Last Wednesday night, a Grassland spokesman told The Straits Times (ST) that none of the passengers was critically injured.
However, later reports said that at least one passenger besides Mr Lim had been critically injured.
PHOTO: CHINA PRESS
On Saturday, Grassland's operations manager Steven Chew told ST that five passengers had returned to Singapore, and that the cause of the crash was under investigation.
Looking visibly tired, Mrs Lim said: "My husband booked the bus (from Grassland) because they are the best.
"It's unfortunate (that the accident happened), and I'm very sad, but we can't control such things. I can only accept it and offer more prayers for him."
Mr Lim leaves behind a daughter and son, both in their 20s, who are working and studying, respectively.
Mrs Lim said her husband would go to Genting Highlands once in a while to play on the jackpot machines, and would occasionally arrange to meet his friends there.
"The children and I followed him there two or three times in the past, and they would play at the theme park. But in recent times, he went alone whenever he had the time," she said.
Mrs Lim thanked representatives from the Singapore High Commission in Malaysia and Grassland for "assisting her every step of the way".
"It's good to know that when something happens to Singaporeans overseas, there are people out there who will help you," she said.
It's unfortunate, and I'm very sad, but we can't control such things.
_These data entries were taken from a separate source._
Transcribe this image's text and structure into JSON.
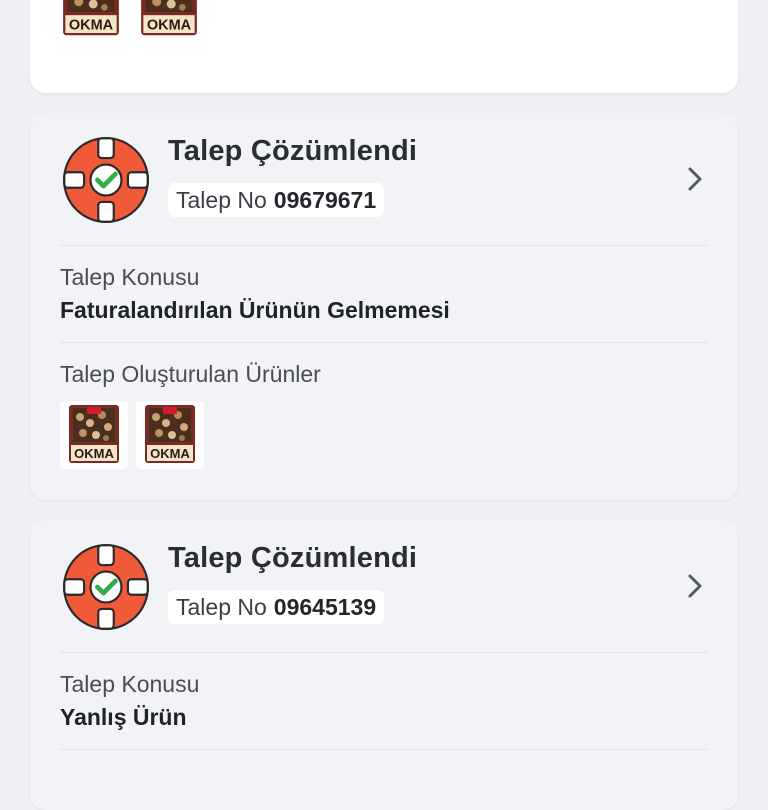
{
  "top_card": {
    "product_thumbnails": [
      {
        "name": "product-thumbnail-1",
        "label": "OKMA"
      },
      {
        "name": "product-thumbnail-2",
        "label": "OKMA"
      }
    ]
  },
  "tickets": [
    {
      "status_title": "Talep Çözümlendi",
      "ticket_no_label": "Talep No",
      "ticket_no": "09679671",
      "subject_label": "Talep Konusu",
      "subject": "Faturalandırılan Ürünün Gelmemesi",
      "products_label": "Talep Oluşturulan Ürünler",
      "products": [
        {
          "label": "OKMA"
        },
        {
          "label": "OKMA"
        }
      ]
    },
    {
      "status_title": "Talep Çözümlendi",
      "ticket_no_label": "Talep No",
      "ticket_no": "09645139",
      "subject_label": "Talep Konusu",
      "subject": "Yanlış Ürün"
    }
  ],
  "icons": {
    "status": "lifebuoy-check-icon",
    "chevron": "chevron-right-icon"
  },
  "colors": {
    "lifebuoy_ring": "#f05a38",
    "check": "#2fae4a",
    "background": "#eef0f4"
  }
}
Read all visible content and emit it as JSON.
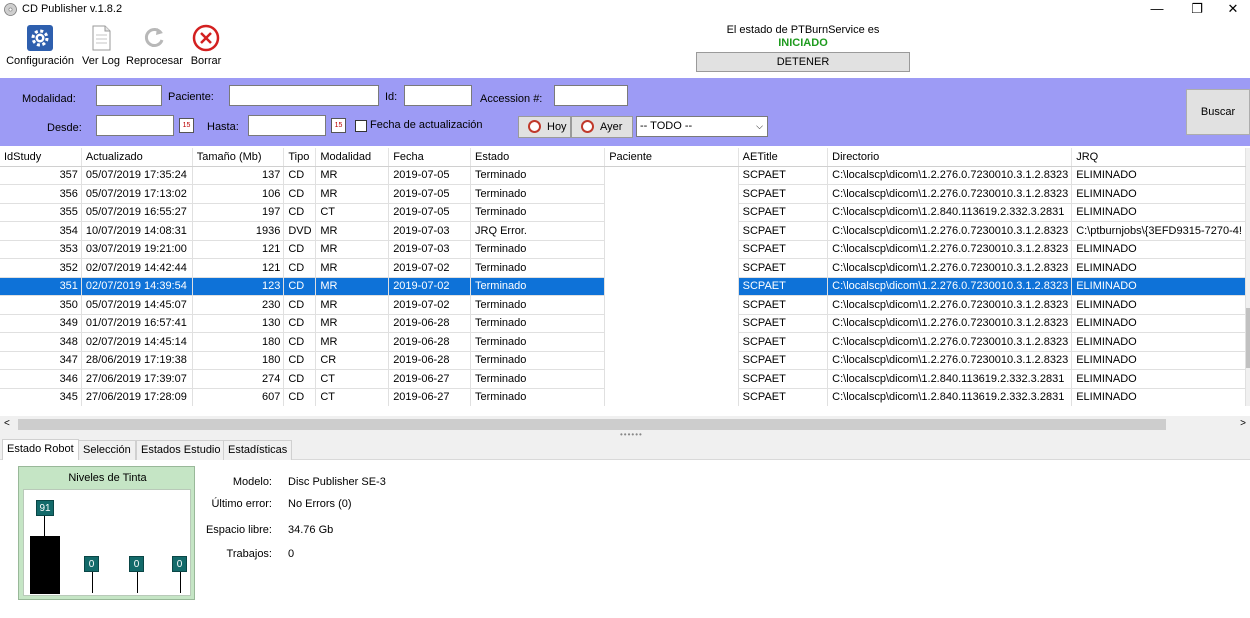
{
  "window": {
    "title": "CD Publisher v.1.8.2",
    "minimize": "—",
    "maximize": "❐",
    "close": "✕"
  },
  "toolbar": {
    "config_label": "Configuración",
    "log_label": "Ver Log",
    "reprocess_label": "Reprocesar",
    "delete_label": "Borrar"
  },
  "service": {
    "status_text": "El estado de PTBurnService es",
    "status_value": "INICIADO",
    "stop_label": "DETENER"
  },
  "filters": {
    "modalidad_label": "Modalidad:",
    "modalidad_value": "",
    "paciente_label": "Paciente:",
    "paciente_value": "",
    "id_label": "Id:",
    "id_value": "",
    "accession_label": "Accession #:",
    "accession_value": "",
    "desde_label": "Desde:",
    "desde_value": "",
    "hasta_label": "Hasta:",
    "hasta_value": "",
    "fecha_act_label": "Fecha de actualización",
    "hoy_label": "Hoy",
    "ayer_label": "Ayer",
    "scope_selected": "-- TODO --",
    "search_label": "Buscar",
    "calendar_glyph": "15"
  },
  "table": {
    "columns": [
      "IdStudy",
      "Actualizado",
      "Tamaño (Mb)",
      "Tipo",
      "Modalidad",
      "Fecha",
      "Estado",
      "Paciente",
      "AETitle",
      "Directorio",
      "JRQ"
    ],
    "rows": [
      [
        "357",
        "05/07/2019 17:35:24",
        "137",
        "CD",
        "MR",
        "2019-07-05",
        "Terminado",
        "",
        "SCPAET",
        "C:\\localscp\\dicom\\1.2.276.0.7230010.3.1.2.8323",
        "ELIMINADO"
      ],
      [
        "356",
        "05/07/2019 17:13:02",
        "106",
        "CD",
        "MR",
        "2019-07-05",
        "Terminado",
        "",
        "SCPAET",
        "C:\\localscp\\dicom\\1.2.276.0.7230010.3.1.2.8323",
        "ELIMINADO"
      ],
      [
        "355",
        "05/07/2019 16:55:27",
        "197",
        "CD",
        "CT",
        "2019-07-05",
        "Terminado",
        "",
        "SCPAET",
        "C:\\localscp\\dicom\\1.2.840.113619.2.332.3.2831",
        "ELIMINADO"
      ],
      [
        "354",
        "10/07/2019 14:08:31",
        "1936",
        "DVD",
        "MR",
        "2019-07-03",
        "JRQ Error.",
        "",
        "SCPAET",
        "C:\\localscp\\dicom\\1.2.276.0.7230010.3.1.2.8323",
        "C:\\ptburnjobs\\{3EFD9315-7270-4!"
      ],
      [
        "353",
        "03/07/2019 19:21:00",
        "121",
        "CD",
        "MR",
        "2019-07-03",
        "Terminado",
        "",
        "SCPAET",
        "C:\\localscp\\dicom\\1.2.276.0.7230010.3.1.2.8323",
        "ELIMINADO"
      ],
      [
        "352",
        "02/07/2019 14:42:44",
        "121",
        "CD",
        "MR",
        "2019-07-02",
        "Terminado",
        "",
        "SCPAET",
        "C:\\localscp\\dicom\\1.2.276.0.7230010.3.1.2.8323",
        "ELIMINADO"
      ],
      [
        "351",
        "02/07/2019 14:39:54",
        "123",
        "CD",
        "MR",
        "2019-07-02",
        "Terminado",
        "",
        "SCPAET",
        "C:\\localscp\\dicom\\1.2.276.0.7230010.3.1.2.8323",
        "ELIMINADO"
      ],
      [
        "350",
        "05/07/2019 14:45:07",
        "230",
        "CD",
        "MR",
        "2019-07-02",
        "Terminado",
        "",
        "SCPAET",
        "C:\\localscp\\dicom\\1.2.276.0.7230010.3.1.2.8323",
        "ELIMINADO"
      ],
      [
        "349",
        "01/07/2019 16:57:41",
        "130",
        "CD",
        "MR",
        "2019-06-28",
        "Terminado",
        "",
        "SCPAET",
        "C:\\localscp\\dicom\\1.2.276.0.7230010.3.1.2.8323",
        "ELIMINADO"
      ],
      [
        "348",
        "02/07/2019 14:45:14",
        "180",
        "CD",
        "MR",
        "2019-06-28",
        "Terminado",
        "",
        "SCPAET",
        "C:\\localscp\\dicom\\1.2.276.0.7230010.3.1.2.8323",
        "ELIMINADO"
      ],
      [
        "347",
        "28/06/2019 17:19:38",
        "180",
        "CD",
        "CR",
        "2019-06-28",
        "Terminado",
        "",
        "SCPAET",
        "C:\\localscp\\dicom\\1.2.276.0.7230010.3.1.2.8323",
        "ELIMINADO"
      ],
      [
        "346",
        "27/06/2019 17:39:07",
        "274",
        "CD",
        "CT",
        "2019-06-27",
        "Terminado",
        "",
        "SCPAET",
        "C:\\localscp\\dicom\\1.2.840.113619.2.332.3.2831",
        "ELIMINADO"
      ],
      [
        "345",
        "27/06/2019 17:28:09",
        "607",
        "CD",
        "CT",
        "2019-06-27",
        "Terminado",
        "",
        "SCPAET",
        "C:\\localscp\\dicom\\1.2.840.113619.2.332.3.2831",
        "ELIMINADO"
      ]
    ],
    "selected_index": 6,
    "scroll_left": "<",
    "scroll_right": ">",
    "splitter_grip": "••••••"
  },
  "tabs": [
    "Estado Robot",
    "Selección",
    "Estados Estudio",
    "Estadísticas"
  ],
  "robot": {
    "ink_title": "Niveles de Tinta",
    "ink_levels": [
      91,
      0,
      0,
      0
    ],
    "model_label": "Modelo:",
    "model_value": "Disc Publisher SE-3",
    "error_label": "Último error:",
    "error_value": "No Errors (0)",
    "space_label": "Espacio libre:",
    "space_value": "34.76 Gb",
    "jobs_label": "Trabajos:",
    "jobs_value": "0"
  },
  "colors": {
    "filter_bg": "#9d9bf5",
    "selected_row": "#0e72d8",
    "status_ok": "#1f9b1f",
    "ink_panel": "#c5e5c5",
    "ink_label": "#136a6a"
  }
}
I can only accept it and offer more prayers for him.
- Mrs Lim, whose husband, Mr Lim Sia Thian, died in the bus crash
Another S'porean still in critical condition
Another Singaporean passenger who was on board the Grassland tour bus remains in critical condition in Kuala Lumpur General Hospital (KLGH).
The Straits Times Online reported yesterday that Mr R. Manokaran, 52, a barber, broke his arm and a wrist bone and punctured his lung.
He is in the hospital's intensive care unit and has yet to regain consciousness.
He needs assistance to breathe, said his niece, Ms V. Chandralekha, 21, who was with him at the hospital.
His family hopes to bring him back to Singapore for treatment, but doctors have advised against doing so for now because both his kidneys have failed.
Ms Chandralekha said he is on dialysis and the medical team is assessing if his condition will be stable enough for the journey to Singapore.
She said: "His left rib bones are mostly damaged and, therefore, he has to be on breathing support throughout the ambulance journey."
Mr Manokaran, his wife and two of their three children were returning from a four-day holiday in Genting Highlands when the accident happened.
They were taken to Bentong Hospital before they were transferred to KLGH.
His wife, Madam Muniandy Barvathi, 48, was flung out of the bus but did not have any major injuries.
Their daughter, Ms M. Priyatharsini, 24, who injured her neck, ankle, collar bone and back, returned to Singapore on Friday. She had surgery on her ankle at the National University Hospital (NUH) on Saturday.
His son, Mr Navindran Manokaran, 19, told The Sunday Times that he had cuts on his hip and injured his arm, but managed to pull his father out of the wreckage.
He returned to Singapore on Saturday and has been warded at NUH for observation.